Over time, as more people rated and shared an article, the DC rating on the piece would change — as would the score of the contributor. Hence the word dynamic.
The higher a contributor’s rating, the greater their influence over milkpilot articles and authors. We were keen to turn raters into contributors and vice versa.
This is what the site looked like at the front end.
And here is a sneak peek of the back end, the engine room of DC. (This image doesn’t entirely do DC justice, as nothing much has happened in milkpilot for the past two years or so.)
As time passes, and there is less activity on the story and by the author, DC flattens out. But you get the drift: individual users grow a credibility score.
(In case it isn’t clear by now, I happened to be one of those dreamers along with Simon Meers (algo), Anthony Ditton (UX) and Hunter Page (bizdev), who you might remember from this previous piece on Medium.)
We four thought milkpilot had plenty of promise, so we managed to convince a journalism school in Sydney to trial the idea with students.
That happened over several weeks in mid-2014. Thanks to Stephen Davis for helping us make that happen.
We incentivized the students with the promise of professional editing and iTunes cards for the most rated.
Under their own names, we wanted students to write their own pieces and rate others.
This delivered our first glitch. Many students preferred aliases over real names, even though, as we explained, transparency was one of our key words.
There were other mis-readings.
We thought students would be interested in rating their peers. All too late did we realize that peer review, especially at such a granular and persistent level, might not prove an attractive option to someone sitting two desks away from the person they were rating.
Peer review is very much in vogue in universities. But I suspect milkpilot just asked for too much: too much thinking, too much doing and too much revelation.
Our students were keen on sharing (anonymously), some were up for writing — and not many up for rating.
That said, some of the students were really into it and did some great work. ‘Baby Beatnik’, ‘TCarley’ and ‘Necessary on a Bicycle’ were productive writers and raters.

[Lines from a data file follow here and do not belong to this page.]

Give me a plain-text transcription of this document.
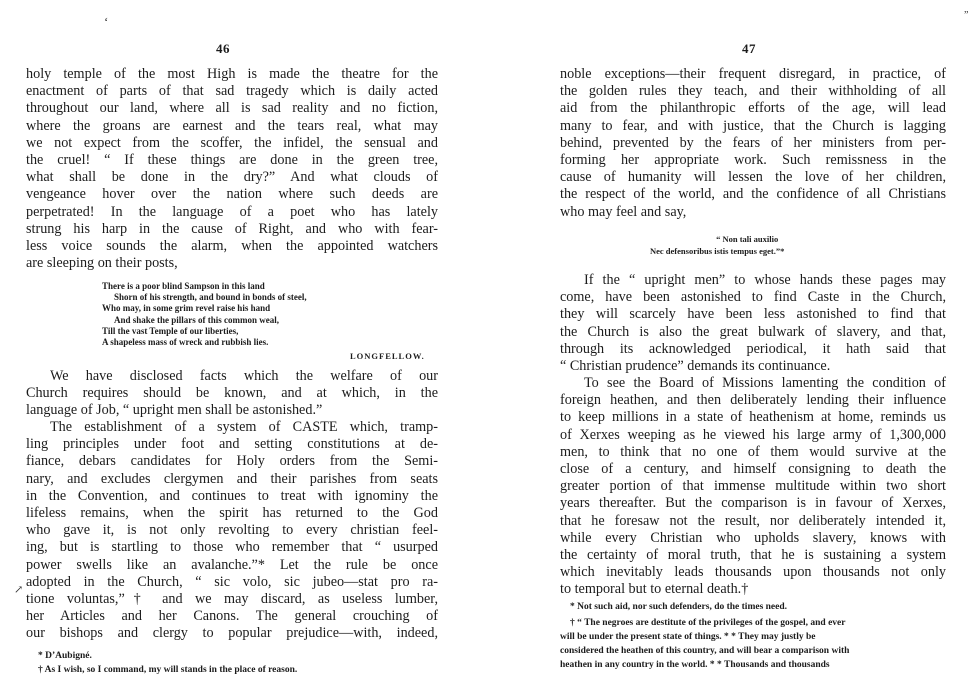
‘
46
holy temple of the most High is made the theatre for the
enactment of parts of that sad tragedy which is daily acted
throughout our land, where all is sad reality and no fiction,
where the groans are earnest and the tears real, what may
we not expect from the scoffer, the infidel, the sensual and
the cruel! “ If these things are done in the green tree,
what shall be done in the dry?” And what clouds of
vengeance hover over the nation where such deeds are
perpetrated! In the language of a poet who has lately
strung his harp in the cause of Right, and who with fear-
less voice sounds the alarm, when the appointed watchers
are sleeping on their posts,
There is a poor blind Sampson in this land
Shorn of his strength, and bound in bonds of steel,
Who may, in some grim revel raise his hand
And shake the pillars of this common weal,
Till the vast Temple of our liberties,
A shapeless mass of wreck and rubbish lies.
LONGFELLOW.
We have disclosed facts which the welfare of our
Church requires should be known, and at which, in the
language of Job, “ upright men shall be astonished.”
The establishment of a system of CASTE which, tramp-
ling principles under foot and setting constitutions at de-
fiance, debars candidates for Holy orders from the Semi-
nary, and excludes clergymen and their parishes from seats
in the Convention, and continues to treat with ignominy the
lifeless remains, when the spirit has returned to the God
who gave it, is not only revolting to every christian feel-
ing, but is startling to those who remember that “ usurped
power swells like an avalanche.”* Let the rule be once
adopted in the Church, “ sic volo, sic jubeo—stat pro ra-
tione voluntas,”† and we may discard, as useless lumber,
her Articles and her Canons. The general crouching of
our bishops and clergy to popular prejudice—with, indeed,
↗
* D’Aubigné.
† As I wish, so I command, my will stands in the place of reason.
„
47
noble exceptions—their frequent disregard, in practice, of
the golden rules they teach, and their withholding of all
aid from the philanthropic efforts of the age, will lead
many to fear, and with justice, that the Church is lagging
behind, prevented by the fears of her ministers from per-
forming her appropriate work. Such remissness in the
cause of humanity will lessen the love of her children,
the respect of the world, and the confidence of all Christians
who may feel and say,
“ Non tali auxilio
Nec defensoribus istis tempus eget.”*
If the “ upright men” to whose hands these pages may
come, have been astonished to find Caste in the Church,
they will scarcely have been less astonished to find that
the Church is also the great bulwark of slavery, and that,
through its acknowledged periodical, it hath said that
“ Christian prudence” demands its continuance.
To see the Board of Missions lamenting the condition of
foreign heathen, and then deliberately lending their influence
to keep millions in a state of heathenism at home, reminds us
of Xerxes weeping as he viewed his large army of 1,300,000
men, to think that no one of them would survive at the
close of a century, and himself consigning to death the
greater portion of that immense multitude within two short
years thereafter. But the comparison is in favour of Xerxes,
that he foresaw not the result, nor deliberately intended it,
while every Christian who upholds slavery, knows with
the certainty of moral truth, that he is sustaining a system
which inevitably leads thousands upon thousands not only
to temporal but to eternal death.†
* Not such aid, nor such defenders, do the times need.
† “ The negroes are destitute of the privileges of the gospel, and ever
will be under the present state of things. * * They may justly be
considered the heathen of this country, and will bear a comparison with
heathen in any country in the world. * * Thousands and thousands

After a couple of months, the trial petered out, milkpilot had a pivot or two and the dreamers had to go back to the real world of jobs and kids.
So, here we are now. Up pops Facebook and the idea of informed sharing and you think: we were ahead of our time and gave up too easily.
Partly, the milkpilot version of informed sharing morphed into Clevr, which is now a B2B author-driven personalisation engine. Clevr is in beta stage.
But we keep renewing the provisional patent over milkpilot and can still see its promise for it as a way of improving other rating concepts — Amazon’s product rating system, for instance. Possibly even Facebook’s.
I guess we will find out precisely how Adam Mosseri, Facebook’s VP of product management, intends to make stories “authentic and meaningful” on the platform.
As a recovering editor and fact-checker, I’d be tempted to say: employ editors and fact-checkers.
As a milkpilot pioneer, I’d say, the challenge before you, Adam, is to ensure people read all the way through before they take part in the act of informed sharing.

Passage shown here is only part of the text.